7.22 GOVERNING LAW; CONSENT TO VENUE AND JURISDICTION; WAIVER OF JURY TRIAL. This Agreement shall be interpreted and construed in accordance with, and governed by, the internal laws of the State of New Jersey without reference to its conflict of law rules. Merchant and UP Solution agree that each may bring claims against the other only in its individual capacity, and not as a plaintiff or class member in any purported class or representative proceeding. All actions, proceedings or litigation brought by UP Solution or Merchant shall be instituted and prosecuted in the Superior Court of New Jersey, Bergen County, or the United States District Court for the District of New Jersey. By execution and delivery of this Agreement, each party hereby agrees and accepts to subject themselves to the exclusive jurisdiction of the aforementioned courts. Each party irrevocably consents to the service of process of any of the aforementioned courts in any such action or proceeding by the mailing of copies thereof by certified mail, postage prepaid, or overnight courier. UP SOLUTION AND MERCHANT WAIVE, INSOFAR AS PERMITTED BY LAW, TRIAL BY JURY IN ANY ACTION, PROCEEDING OR LITIGATION BETWEEN UP SOLUTION AND MERCHANT.

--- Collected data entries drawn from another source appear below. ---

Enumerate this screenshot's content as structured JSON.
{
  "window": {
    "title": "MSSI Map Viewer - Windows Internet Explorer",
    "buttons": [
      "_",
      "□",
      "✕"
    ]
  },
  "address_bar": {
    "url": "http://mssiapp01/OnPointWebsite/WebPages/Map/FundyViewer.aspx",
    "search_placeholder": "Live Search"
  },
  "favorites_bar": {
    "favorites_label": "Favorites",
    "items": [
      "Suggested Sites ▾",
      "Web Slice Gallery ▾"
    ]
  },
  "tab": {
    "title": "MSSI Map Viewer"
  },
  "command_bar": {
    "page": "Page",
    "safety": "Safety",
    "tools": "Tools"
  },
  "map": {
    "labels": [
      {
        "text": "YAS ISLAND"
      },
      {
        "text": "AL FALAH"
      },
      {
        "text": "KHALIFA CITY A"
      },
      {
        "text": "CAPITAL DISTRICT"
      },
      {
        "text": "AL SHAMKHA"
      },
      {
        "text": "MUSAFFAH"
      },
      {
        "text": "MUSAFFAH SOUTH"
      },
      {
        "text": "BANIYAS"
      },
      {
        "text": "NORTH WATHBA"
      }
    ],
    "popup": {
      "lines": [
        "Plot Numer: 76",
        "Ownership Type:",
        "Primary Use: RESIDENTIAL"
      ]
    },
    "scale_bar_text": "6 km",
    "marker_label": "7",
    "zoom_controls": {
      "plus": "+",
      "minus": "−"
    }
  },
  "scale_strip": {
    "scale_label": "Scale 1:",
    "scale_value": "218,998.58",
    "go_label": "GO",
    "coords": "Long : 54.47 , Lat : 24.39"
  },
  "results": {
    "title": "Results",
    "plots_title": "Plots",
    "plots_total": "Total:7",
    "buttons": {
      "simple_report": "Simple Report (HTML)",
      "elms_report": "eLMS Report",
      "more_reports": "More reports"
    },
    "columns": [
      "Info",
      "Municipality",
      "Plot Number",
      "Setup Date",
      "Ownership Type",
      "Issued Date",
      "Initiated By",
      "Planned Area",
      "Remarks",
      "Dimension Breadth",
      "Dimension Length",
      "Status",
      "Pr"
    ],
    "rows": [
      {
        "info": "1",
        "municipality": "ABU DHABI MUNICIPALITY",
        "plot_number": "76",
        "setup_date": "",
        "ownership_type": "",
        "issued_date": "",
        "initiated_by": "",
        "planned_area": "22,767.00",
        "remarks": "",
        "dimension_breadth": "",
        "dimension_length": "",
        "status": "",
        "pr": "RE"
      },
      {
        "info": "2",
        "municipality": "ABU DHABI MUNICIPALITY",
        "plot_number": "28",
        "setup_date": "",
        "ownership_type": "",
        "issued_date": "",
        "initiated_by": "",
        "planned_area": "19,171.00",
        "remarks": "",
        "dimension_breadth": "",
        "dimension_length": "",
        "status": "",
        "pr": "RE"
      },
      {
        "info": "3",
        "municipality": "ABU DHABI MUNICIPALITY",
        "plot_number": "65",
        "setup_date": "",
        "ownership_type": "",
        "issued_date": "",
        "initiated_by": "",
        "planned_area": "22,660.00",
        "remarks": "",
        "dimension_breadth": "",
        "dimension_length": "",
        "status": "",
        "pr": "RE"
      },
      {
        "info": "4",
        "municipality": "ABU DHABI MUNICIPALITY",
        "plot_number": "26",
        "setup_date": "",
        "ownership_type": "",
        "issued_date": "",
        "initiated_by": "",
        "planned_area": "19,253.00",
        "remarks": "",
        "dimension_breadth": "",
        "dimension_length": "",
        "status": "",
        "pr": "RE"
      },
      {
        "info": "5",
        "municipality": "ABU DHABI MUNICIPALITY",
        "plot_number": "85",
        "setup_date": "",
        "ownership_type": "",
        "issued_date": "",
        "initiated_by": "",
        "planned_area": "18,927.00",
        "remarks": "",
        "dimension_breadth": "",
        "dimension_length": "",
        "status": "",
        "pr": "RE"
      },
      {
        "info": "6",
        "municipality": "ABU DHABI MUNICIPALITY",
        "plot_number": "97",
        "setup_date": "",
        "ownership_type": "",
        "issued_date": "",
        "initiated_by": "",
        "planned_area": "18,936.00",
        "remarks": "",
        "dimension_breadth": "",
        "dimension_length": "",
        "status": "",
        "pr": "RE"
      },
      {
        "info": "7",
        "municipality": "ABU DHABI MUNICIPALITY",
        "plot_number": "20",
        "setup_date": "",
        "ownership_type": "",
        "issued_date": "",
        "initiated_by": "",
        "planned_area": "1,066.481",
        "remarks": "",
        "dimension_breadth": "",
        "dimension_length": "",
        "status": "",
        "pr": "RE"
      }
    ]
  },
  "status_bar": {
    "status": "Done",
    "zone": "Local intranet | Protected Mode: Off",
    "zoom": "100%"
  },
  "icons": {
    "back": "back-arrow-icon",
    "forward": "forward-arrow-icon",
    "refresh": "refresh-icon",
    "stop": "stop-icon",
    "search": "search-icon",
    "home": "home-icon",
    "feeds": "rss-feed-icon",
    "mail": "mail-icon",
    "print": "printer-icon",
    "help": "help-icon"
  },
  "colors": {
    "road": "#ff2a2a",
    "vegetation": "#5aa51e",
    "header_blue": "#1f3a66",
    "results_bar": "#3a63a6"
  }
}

7.23 ATTORNEYS’ FEES. If any action at law or in equity is necessary to enforce or interpret the terms of this Agreement and UP Solution and/or Reseller is the prevailing party, UP Solution and Reseller shall be entitled to its reasonable attorneys' fees, costs and necessary disbursements in addition to any other relief to which UP Solution and/or Reseller may be entitled.
7.24 CHANGES TO THIS AGREEMENT. This is an agreement between UP Solution and the Merchant. Merchant understands and acknowledges that any and all oral or written covenants or representations made by sales agents, Reseller or any other third party, whether express or implied, are not made with the prior written consent of UP Solution, are not made on behalf of UP Solution and will not have the force or authority to bind UP Solution. Sales representatives and other third parties have NO legal authority to bind UP Solution. Any such agreements, covenants and representations will not subject UP Solution to any obligations, disputes or lawsuits that may arise from such agreements, covenants or representations. UP Solution shall not be bound except in a writing executed by a duly authorized representative of UP Solution.
7.25 CUSTOMER REFERENCE. Merchant’s business name and the city, state and country of Merchant’s business may be identified by UP Solution in a list of its customers for marketing purposes without compensation. Merchant agrees (i) that UP Solution or its affiliate may identify you as a recipient of the services provided hereunder and use Merchant’s logo and copyrighted information in sales presentations, marketing materials and press releases, and (ii) to develop a brief customer profile for use by UP Solution or its affiliate for promotional purposes. If Merchant does not wish UP Solution to identify Merchant as one of its customers in its marketing materials, Merchant must submit Merchant’s request in writing to UP Solution, Attn: Sales Support 255 Route 17 South, Hackensack, NJ 07601 USA.
7.26 TRANSLATION. Notwithstanding any translation of this Agreement not in the English language, the English language version of this Agreement shall rule and the other language version shall be treated in the capacity of being created merely for the purpose of convenience.
7.27 COUNTERPARTS; ELECTRONIC SIGNATURES. This Agreement may be executed in any number of counterparts, each of which shall be deemed to be an original, but all of which shall constitute one and the same agreement. This Agreement may be executed by way of facsimile, e-mail or other electronic transmission counterparts, each of which shall have the same force and effect as originally executed counterparts.